Cruise Ships and Jetports: Modern Furniture of Maxime Old
As the Union des Artistes Modernes was making waves by rejecting the craft tradition of French luxury in favor of industrial materials and simplified forms, the French designer Maxime Old (1910-1991) was busy forging a middle path. Trained by the Art Deco master Émile-Jacques Ruhlmann, Old remained committed to craftsmanship while embracing materials like glass and steel, eventually earning commissions that stretched from a high-end hotel in Casablanca to the French Embassy in Oslo. New editions of pieces from Old’s most iconic series, produced under the direction of the designer’s son Olivier, are currently on offer in Paris at Galerie Yves Gastou.

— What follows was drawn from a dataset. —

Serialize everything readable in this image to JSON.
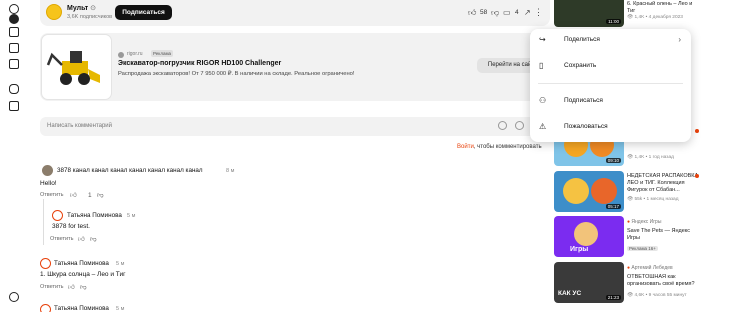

The defining moment of Maxime Old’s career came in 1958, when the Compagnie Générale Transatlantique (French Line) commissioned Old to design the first class living room for their new ocean liner the SS France. The basic unit of Old’s decorative scheme was the “Léger” (“light”) armchair. The chair has an agile, springy quality, and the slender steel legs cut a sleek profile. A plush red fabric seat balances the unadorned metal of the supports–a perfect blend of function and comfort.
On the ship, the “Léger” chairs were grouped around a set of equally thoughtfully designed tables, the most distinctive being the “Iceberg.” The name is certainly odd for a piece of furniture on a transatlantic ocean liner, and the sharp edges and angular base of the table suggest the fearsome qualities of an iceberg. However, this “Iceberg,” with its carefully balanced sheets of glass, is a fragile one–its power has been neutered. In the modern age, the dangers of yesteryear no longer pose a threat.
Maxime Old, "Saturn ring" low table, c. 1961.
The triumph of modernity is best seen in a mahogany table Old designed for the first class lounge at the Marseille airport. A round slab perched atop an angular support, the “Saturn Ring” table has a springy quality like the “Léger” chair. Seen from above, a circular opening reveals a triangular shape reminiscent of a plane’s propeller. We feel as though this table might whir to life at any moment and lift off the ground, just like the travelers sitting around it soon would. Pieces like this reveal the conceit at the heart of Old’s work. While his contemporaries were abandoning luxury, Maxime Old was bringing the great French craft tradition into the Jet Age.